Salah satu komponen yang mempengaruhi kenaikan output tersebut adalah
pengeluaran pemerintah. Adi (2006) menyatakan bahwa untuk meningkatkan
pertumbuhan ekonomi daerah, kebijakan utama yang perlu dilakukan adalah
mengusahakan semaksimal mungkin potensi yang dimiliki oleh propinsi (daerah)
yang bersangkutan, mengingat potensi masing-masing daerah bervariasi maka
sebaiknya masing-masing daerah harus menentukan kegiatan sektor ungulan.
Peran pemerintah dalam upaya menciptakan pertumbuhan ekonomi mulai
di pandang sebagai suatu hal yang penting ketika mekanisme pasar sebagai motor
pergerakan mengalami kegagalan. Mangkoesoebroto (1999) menyatakan dalam
perekonomian modern, peranan pemerintah dapat diklasifikasikan dalam 3
golongan besar, yaitu; 1) peranan alokasi, yaitu peranan pemerintah dalam
alokasi sumber-sumber ekonomi; 2) peranan distribusi, dan; 3) peranan
stabilisasi. Pada kebanyakan negara berkembang pelaksanaan 3 peran pemerintah
ini banyak menghadapi kendala dan permasalahan dalam rangka akselerasi
pertumbuhan ekonomi, terutama apabila dihadapkan pada masalah pembangunan
daerah. Salah satu indikator dari pertumbuhan ekonomi regional tercermin pada
Produk Domestik Regional Bruto (PDRB).
Menyadari keterbatasan anggaran yang bersumber dari dana pemerintah
guna memacu peningkatan laju pertumbuhan ekonomi yang diharapkan, maka
lebih penting lagi adalah intensifikasi dan ekstesifikasi penggalian potensi dana
yang bersumber dari Pendapatan Asli Daerah (PAD).

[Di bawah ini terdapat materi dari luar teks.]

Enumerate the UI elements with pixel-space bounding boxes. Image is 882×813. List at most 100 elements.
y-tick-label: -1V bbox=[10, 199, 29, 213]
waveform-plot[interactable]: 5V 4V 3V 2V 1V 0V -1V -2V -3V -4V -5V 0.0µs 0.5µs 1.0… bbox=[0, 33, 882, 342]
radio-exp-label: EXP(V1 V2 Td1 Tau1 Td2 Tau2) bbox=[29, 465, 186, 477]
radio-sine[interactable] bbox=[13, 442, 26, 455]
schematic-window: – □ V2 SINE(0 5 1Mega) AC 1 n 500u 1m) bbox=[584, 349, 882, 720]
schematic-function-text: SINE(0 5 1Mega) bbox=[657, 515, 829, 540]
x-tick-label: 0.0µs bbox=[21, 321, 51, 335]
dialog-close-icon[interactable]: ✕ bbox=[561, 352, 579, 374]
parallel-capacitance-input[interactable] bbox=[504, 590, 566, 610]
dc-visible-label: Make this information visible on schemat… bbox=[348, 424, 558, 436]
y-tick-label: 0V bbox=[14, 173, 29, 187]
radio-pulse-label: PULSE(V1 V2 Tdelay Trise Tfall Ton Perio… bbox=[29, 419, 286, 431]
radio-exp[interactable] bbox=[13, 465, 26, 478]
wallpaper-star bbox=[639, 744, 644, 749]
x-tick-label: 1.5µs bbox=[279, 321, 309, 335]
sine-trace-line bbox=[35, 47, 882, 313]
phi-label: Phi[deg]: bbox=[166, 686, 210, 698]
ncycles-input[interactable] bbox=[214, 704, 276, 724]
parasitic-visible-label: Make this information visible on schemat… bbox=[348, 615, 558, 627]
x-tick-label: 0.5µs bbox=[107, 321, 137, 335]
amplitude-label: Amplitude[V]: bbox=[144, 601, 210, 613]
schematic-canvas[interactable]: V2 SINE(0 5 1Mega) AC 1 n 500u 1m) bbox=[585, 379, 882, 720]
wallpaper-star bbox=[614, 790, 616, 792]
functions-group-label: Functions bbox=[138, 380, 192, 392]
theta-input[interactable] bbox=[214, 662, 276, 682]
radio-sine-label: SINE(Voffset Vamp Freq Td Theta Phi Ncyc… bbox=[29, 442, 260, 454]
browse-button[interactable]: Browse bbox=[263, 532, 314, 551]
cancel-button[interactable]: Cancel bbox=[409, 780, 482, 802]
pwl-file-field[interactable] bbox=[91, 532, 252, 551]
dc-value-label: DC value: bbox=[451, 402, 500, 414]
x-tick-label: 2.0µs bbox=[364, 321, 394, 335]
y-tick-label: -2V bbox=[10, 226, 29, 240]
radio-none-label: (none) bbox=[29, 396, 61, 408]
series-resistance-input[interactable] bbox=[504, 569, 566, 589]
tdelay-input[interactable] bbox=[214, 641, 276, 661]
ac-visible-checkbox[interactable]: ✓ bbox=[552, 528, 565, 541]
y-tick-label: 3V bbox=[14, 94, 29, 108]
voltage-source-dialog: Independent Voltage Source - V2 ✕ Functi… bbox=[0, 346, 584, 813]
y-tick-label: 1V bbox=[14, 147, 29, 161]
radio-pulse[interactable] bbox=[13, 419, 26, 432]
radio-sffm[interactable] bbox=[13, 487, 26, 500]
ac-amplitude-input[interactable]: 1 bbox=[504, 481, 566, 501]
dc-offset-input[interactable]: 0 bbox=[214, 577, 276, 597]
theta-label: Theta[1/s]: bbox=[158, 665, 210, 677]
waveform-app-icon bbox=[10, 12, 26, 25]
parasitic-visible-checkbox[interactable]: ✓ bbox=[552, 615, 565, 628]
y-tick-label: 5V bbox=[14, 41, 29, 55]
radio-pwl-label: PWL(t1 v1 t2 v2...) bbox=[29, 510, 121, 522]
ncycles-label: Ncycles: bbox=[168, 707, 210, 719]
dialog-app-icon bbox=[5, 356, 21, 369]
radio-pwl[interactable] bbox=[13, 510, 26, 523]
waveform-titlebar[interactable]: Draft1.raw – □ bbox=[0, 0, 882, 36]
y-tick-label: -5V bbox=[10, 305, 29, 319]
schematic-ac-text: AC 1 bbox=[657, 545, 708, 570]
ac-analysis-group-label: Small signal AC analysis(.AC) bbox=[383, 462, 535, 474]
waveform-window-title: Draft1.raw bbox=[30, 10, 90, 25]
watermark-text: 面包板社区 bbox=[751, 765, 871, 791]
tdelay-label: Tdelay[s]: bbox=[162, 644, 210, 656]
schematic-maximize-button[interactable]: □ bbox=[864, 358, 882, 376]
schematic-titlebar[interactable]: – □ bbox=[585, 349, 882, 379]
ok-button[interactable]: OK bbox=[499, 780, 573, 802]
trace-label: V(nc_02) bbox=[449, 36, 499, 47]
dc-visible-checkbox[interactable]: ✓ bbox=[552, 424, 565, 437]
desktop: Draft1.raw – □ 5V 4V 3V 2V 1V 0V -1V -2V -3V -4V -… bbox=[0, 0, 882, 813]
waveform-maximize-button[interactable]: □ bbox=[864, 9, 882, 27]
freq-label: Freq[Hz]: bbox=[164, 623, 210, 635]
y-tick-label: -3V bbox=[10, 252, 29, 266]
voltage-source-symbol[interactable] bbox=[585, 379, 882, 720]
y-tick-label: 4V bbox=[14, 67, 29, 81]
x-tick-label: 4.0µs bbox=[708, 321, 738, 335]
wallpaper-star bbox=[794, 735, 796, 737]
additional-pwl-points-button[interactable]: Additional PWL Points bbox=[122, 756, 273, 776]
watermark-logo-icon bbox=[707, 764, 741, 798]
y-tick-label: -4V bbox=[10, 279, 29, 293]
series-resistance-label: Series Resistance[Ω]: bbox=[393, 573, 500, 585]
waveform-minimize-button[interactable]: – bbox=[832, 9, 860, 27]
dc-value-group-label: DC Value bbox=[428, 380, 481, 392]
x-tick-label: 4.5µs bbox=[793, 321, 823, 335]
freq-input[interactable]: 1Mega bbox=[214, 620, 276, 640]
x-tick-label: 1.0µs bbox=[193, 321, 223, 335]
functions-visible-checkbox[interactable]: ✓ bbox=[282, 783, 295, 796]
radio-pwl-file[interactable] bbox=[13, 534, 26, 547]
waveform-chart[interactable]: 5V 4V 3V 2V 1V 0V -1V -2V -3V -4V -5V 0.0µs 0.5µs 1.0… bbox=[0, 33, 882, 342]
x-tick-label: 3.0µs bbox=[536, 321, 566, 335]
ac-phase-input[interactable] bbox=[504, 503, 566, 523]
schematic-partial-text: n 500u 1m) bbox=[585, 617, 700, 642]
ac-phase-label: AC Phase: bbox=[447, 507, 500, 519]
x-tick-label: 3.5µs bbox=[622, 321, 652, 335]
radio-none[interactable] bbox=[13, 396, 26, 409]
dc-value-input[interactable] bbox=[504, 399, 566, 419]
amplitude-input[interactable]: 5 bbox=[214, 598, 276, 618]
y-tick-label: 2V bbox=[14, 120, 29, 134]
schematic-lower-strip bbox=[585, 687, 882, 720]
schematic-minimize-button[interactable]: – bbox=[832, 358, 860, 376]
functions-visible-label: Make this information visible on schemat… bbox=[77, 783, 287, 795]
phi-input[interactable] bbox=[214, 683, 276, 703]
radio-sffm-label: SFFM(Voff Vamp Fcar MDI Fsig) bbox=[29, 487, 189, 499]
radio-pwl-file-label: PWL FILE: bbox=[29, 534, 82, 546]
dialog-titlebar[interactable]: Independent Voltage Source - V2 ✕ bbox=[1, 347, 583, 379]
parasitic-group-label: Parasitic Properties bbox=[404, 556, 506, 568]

Otonomi daerah yang mulai dilaksanakan secara efektif pada tanggal 1
Januari 2001, merupakan kebijakan sangat demokratis dalam rangka memenuhi
semua aspek desentralisasi pemerintahan yang sesungguhnya. Perubahan
paradigma pemerintahan ditandai dengan pemberlakuan Undang-undang Nomor
22 Tahun 1999, selanjutnya direvisi menjadi Undang-undang Nomor 32 Tahun
2004 tentang Pemerintah Daerah, dan Undang-undang Nomor 25 Tahun 1999
yang telah direvisi menjadi Undang-undang Nomor 33 Tahun 2004 tentang
Perimbangan Keuangan antara Pemerintah Pusat dan Pemerintah Daerah,
disamping beberapa peraturan lainnya. Konsekuensi logis perubahan tersebut
berdampak positif atau telah membawa suatu perubahan sangat mendasar dalam
hubungan tatanan pemerintahan dan pengelolaan keuangan dalam
penyelenggaraan otonomi daerah, baik di provinsi maupun di kabupaten/kota.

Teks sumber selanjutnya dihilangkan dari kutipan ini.